Call to end the quota, reduce detentions.
By Raif Karerat
WASHINGTON, DC: Grassroots Leadership released a report on Wednesday that detailed lobbying on immigration issues by private prison corporations alongside a rise in for-profit detention since the creation of a controversial “bed quota” in 2009.
During the press call, report co-author Bethany Carson said private prison corporations have seized a greater share of the immigration detention system since the onset of the immigrant detention quota.
Two private prison corporations, GEO Group and CCA, dominate the immigrant detention industry and are making record profits at the expense of communities and taxpayers. Together, they earned almost $478 million in revenue in 2014 from ICE detention.
Since just before the creation of the bed quota, the private prison industry has reinvested more than $11 million of their profit in lobbying Congress in quarters when they lobbied on immigration issues, much of which was spent on the DHS Appropriations Committee which controls the quota.
Carson attested the only way to stop this cycle is to end the quota and dramatically reduce the use of detention: Until then for-profit prison companies will continue to reap millions and spend those profits lobbying Congress to protect their bottom line.
Following Carson, Marichuy Leal, a transgender woman recently released from Eloy Detention Center in Arizona, spoke on why detention isn’t safe for LGBTQ immigrants. She spoke of being tortured and the lack of protection afforded to immigrants, let alone those who identify as LGBTQ.
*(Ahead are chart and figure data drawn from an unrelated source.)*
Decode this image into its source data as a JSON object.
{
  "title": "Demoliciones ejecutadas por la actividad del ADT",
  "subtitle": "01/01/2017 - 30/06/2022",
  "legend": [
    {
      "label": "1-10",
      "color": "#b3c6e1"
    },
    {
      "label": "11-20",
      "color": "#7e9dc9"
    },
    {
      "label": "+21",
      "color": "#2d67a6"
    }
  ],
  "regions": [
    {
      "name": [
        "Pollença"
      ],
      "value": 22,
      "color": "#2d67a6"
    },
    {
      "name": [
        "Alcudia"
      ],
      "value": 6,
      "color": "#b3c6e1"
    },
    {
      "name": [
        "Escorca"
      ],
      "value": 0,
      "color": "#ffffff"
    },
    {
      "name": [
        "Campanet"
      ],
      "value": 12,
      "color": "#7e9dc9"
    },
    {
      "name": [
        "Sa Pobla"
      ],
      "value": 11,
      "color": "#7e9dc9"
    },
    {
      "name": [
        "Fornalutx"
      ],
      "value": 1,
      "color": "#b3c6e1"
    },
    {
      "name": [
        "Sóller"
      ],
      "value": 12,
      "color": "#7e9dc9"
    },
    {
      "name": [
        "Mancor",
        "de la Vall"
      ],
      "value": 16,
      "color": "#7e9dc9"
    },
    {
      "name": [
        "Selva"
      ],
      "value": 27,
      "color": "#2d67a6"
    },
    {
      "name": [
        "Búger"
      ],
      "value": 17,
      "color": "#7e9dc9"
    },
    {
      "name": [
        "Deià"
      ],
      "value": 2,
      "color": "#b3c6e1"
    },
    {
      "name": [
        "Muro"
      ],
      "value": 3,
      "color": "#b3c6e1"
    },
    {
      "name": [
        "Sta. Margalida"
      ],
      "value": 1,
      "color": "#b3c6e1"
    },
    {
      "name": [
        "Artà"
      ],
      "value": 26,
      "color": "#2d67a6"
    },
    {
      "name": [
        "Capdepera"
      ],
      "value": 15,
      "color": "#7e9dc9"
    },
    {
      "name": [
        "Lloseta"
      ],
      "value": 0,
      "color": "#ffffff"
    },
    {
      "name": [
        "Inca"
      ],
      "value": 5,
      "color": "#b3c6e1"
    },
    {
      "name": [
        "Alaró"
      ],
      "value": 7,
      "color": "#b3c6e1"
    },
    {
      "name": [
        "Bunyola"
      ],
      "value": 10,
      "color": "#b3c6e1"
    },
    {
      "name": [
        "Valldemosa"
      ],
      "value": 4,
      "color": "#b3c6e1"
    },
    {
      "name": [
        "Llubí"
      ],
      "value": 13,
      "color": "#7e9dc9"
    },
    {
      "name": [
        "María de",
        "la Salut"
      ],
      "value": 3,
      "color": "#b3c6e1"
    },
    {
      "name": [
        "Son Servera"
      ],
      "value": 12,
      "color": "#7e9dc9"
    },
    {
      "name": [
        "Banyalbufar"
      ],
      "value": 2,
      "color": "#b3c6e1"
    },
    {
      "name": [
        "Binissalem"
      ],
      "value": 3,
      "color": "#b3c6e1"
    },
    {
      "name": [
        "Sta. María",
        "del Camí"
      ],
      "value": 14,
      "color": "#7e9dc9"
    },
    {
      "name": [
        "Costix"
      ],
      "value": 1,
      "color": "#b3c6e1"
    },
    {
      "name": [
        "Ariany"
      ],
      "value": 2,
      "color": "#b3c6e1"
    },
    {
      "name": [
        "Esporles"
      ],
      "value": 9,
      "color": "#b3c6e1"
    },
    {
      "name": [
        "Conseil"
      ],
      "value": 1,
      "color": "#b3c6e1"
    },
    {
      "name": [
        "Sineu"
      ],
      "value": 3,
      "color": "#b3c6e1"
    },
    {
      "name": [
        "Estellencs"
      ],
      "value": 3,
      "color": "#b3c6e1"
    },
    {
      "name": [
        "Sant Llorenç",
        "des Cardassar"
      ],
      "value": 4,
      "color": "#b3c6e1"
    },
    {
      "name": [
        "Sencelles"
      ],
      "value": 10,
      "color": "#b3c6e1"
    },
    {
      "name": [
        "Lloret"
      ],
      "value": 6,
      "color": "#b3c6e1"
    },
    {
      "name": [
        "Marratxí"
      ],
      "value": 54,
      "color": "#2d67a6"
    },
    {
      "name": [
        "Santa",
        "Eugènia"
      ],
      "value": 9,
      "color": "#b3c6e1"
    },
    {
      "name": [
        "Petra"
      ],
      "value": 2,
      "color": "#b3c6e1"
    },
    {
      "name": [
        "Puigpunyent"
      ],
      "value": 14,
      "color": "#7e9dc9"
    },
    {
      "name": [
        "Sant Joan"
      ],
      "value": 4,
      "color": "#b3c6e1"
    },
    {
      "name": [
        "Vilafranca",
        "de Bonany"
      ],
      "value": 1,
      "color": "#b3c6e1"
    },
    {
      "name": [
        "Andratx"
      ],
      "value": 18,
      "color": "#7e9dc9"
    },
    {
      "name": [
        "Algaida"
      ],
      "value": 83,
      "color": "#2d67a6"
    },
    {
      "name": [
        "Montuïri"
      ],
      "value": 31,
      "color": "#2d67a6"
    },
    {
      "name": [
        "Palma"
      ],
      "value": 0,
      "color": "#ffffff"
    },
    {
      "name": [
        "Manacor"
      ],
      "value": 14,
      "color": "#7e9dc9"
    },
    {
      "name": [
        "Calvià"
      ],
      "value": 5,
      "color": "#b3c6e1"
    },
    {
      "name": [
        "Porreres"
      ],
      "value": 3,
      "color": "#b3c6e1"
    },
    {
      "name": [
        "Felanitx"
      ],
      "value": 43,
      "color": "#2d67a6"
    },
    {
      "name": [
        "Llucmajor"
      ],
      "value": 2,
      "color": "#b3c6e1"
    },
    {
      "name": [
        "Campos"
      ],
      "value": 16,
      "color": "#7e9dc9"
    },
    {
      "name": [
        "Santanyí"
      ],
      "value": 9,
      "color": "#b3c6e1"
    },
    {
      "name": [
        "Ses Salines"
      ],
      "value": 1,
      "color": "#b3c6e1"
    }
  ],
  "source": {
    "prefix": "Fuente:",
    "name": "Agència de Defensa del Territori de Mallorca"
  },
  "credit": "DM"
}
“There is no security for us, for transgenders or [the] LGBTQ community,” she said.
Rev. Kelly Allen, a Presbyterian minister from San Antonio, also weighed in: “I find this practice of family detention for profit — both of these things together — an embarrassment as a religious leader in my community. “
Rep. Adam Smith of Washington rounded out the press call by emphasizing that his peers in the Republican-controlled House of Representatives should be calling for the stringent elimination of the quota from the 2016 appropriations request.
“It’s a terrible situation … the entire notion of having private detention facilities is just absurd,” he stated. Privatizing the prison system was a huge mistake,” he continued, going on to describe it as the wrong sector to be driven by profit.
The report itself recommended Congress should increase oversight within the contracting system and launch a system-wide review of the contracted prisons and their related intergovernmental service agreements.
It also called for U.S. Immigration and Customs Enforcement (ICE) to end contracts at facilities with a record of abuse and penalize contractors found to have multiple incidents of abuse or mismanagement in their facilities.